Он. Молодость! Молодость! Я заявился со своим первым произведением в одну из весьма почтенных редакций, приодевшись не по моде. Я раздобыл пиджачную пару, что само по себе было тогда дико, завязал бантиком игривый галстук и, усевшись у редакторского стола, подкинул монокль и ловко поймал его глазом. У меня даже где-то валяется карточка — я снят на ней с моноклем в глазу, а волосы блестяще зачесаны назад. Редактор смотрел на меня потрясенно. Но я не остановился на этом. Из жилетного кармана я извлек дедовскую „луковицу“, нажал кнопку, и мой фамильный багет проиграл нечто похожее на „Коль славен наш Господь в Сионе“. „Ну-с?“ — вопросительно сказал я, взглянув на редактора, перед которым внутренне трепетал, почти обожествляя его. „Ну-с, — хмуро ответил мне редактор. — Возьмите вашу рукопись и займитесь всем чем угодно, только не литературой, молодой человек“. Сказавши это, он встал во весь свой могучий рост, давая понять, что аудиенция окончена. Я вышел и, уходя, услышал явственно, как он сказал своему вертлявому секретарю: „Не наш человек“. Без сомнения, это относилось ко мне.
Я. И вы считаете, что этот случай сыграл роковую роль во всех ваших дальнейших взаимоотношениях с редакциями?
Он. Взгляните, голубчик, на этот случай шире.

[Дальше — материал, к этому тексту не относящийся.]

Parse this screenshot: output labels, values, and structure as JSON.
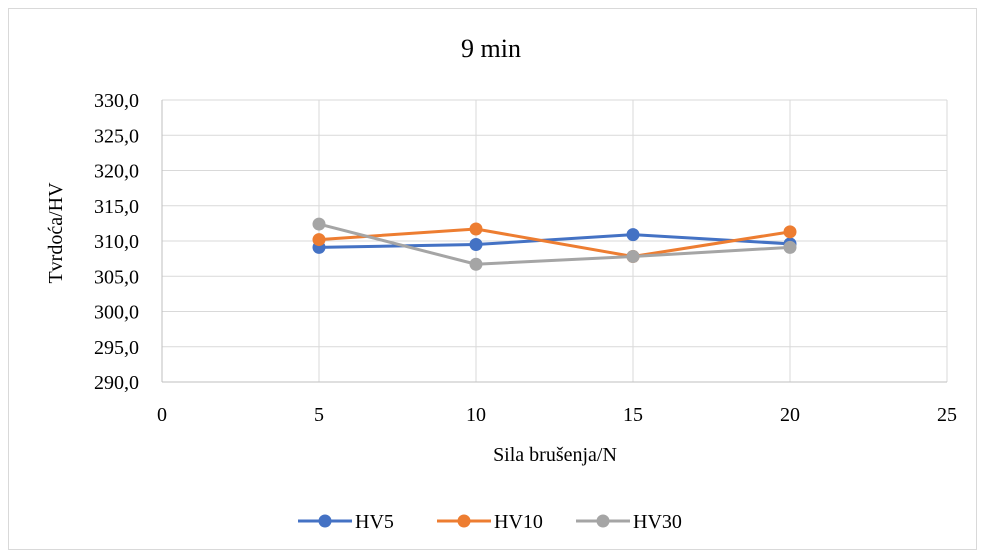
{
  "chart_data": {
    "type": "line",
    "title": "9 min",
    "xlabel": "Sila brušenja/N",
    "ylabel": "Tvrdoća/HV",
    "xlim": [
      0,
      25
    ],
    "ylim": [
      290,
      330
    ],
    "x_ticks": [
      0,
      5,
      10,
      15,
      20,
      25
    ],
    "y_ticks": [
      290,
      295,
      300,
      305,
      310,
      315,
      320,
      325,
      330
    ],
    "x_tick_labels": [
      "0",
      "5",
      "10",
      "15",
      "20",
      "25"
    ],
    "y_tick_labels": [
      "290,0",
      "295,0",
      "300,0",
      "305,0",
      "310,0",
      "315,0",
      "320,0",
      "325,0",
      "330,0"
    ],
    "grid": true,
    "legend_position": "bottom",
    "x": [
      5,
      10,
      15,
      20
    ],
    "series": [
      {
        "name": "HV5",
        "color": "#4472c4",
        "values": [
          309.1,
          309.5,
          310.9,
          309.6
        ]
      },
      {
        "name": "HV10",
        "color": "#ed7d31",
        "values": [
          310.2,
          311.7,
          307.8,
          311.3
        ]
      },
      {
        "name": "HV30",
        "color": "#a5a5a5",
        "values": [
          312.4,
          306.7,
          307.8,
          309.1
        ]
      }
    ]
  }
}
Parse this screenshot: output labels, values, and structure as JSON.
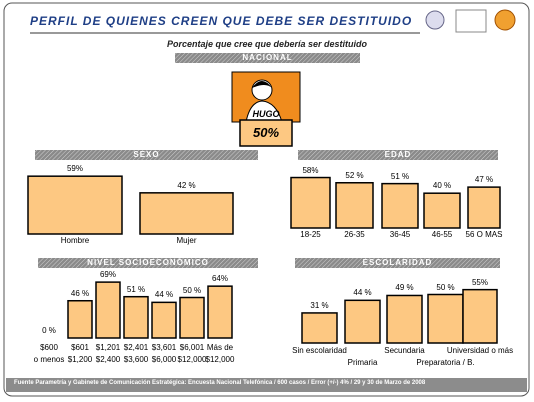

Дело в моем характере. „Луковица“ и монокль были всего лишь плохо придуманным физическим приспособлением, чтобы побороть застенчивость и найти способ выразить свою независимость.
Я. Последуем дальше. Что привело вас в театр?
Он. Жажда денег и славы. Затаенная мечта выйти на аплодисменты публики владела мною с детства. Я во сне видел свою длинную шатающуюся фигуру с растрепанными волосами, которая стоит на сцене, а благодарный режиссер кидается ко мне на шею и обцеловывает меня буквально под рев восторженного зрительного зала.
Я. Позвольте, но при возобновлении „Турбиных“ занавес раздвигался шестнадцать раз, все время кричали „автора!“, а вы даже носа не высунули.
Он. Французы говорят, что нам дарят штаны, когда у нас уже нет задницы, простите за грубое выражение. (И подозрительно.) А вы не из французской ли газеты?
Я. Нет.
Он (вкрадчиво). А может быть, из какой-нибудь другой иностранной, а?
Я. Нет, нет… Я из русской.
Он. Не из рижской ли, белоэмигрантской? (И он угрожающе поднял кулак.)
Я. Избави бог! (Я отмахнулся в ужасе.) Я из „Вечерки“! Из прекрасной, неповторимой „Вечерки“ нашей!
Он. Ура! Ура! Тюпа! Люся! Скорей! Водку на стол! Пускай этот господин напьется в свое полное удовольствие! Мне отнюдь не грозит опасность, что он напечатает обо мне хоть одну строчку!»
77
Авербах Леопольд Леонидович (1903–1939), критик, генеральный секретарь РАППа, один из яростных гонителей Булгакова.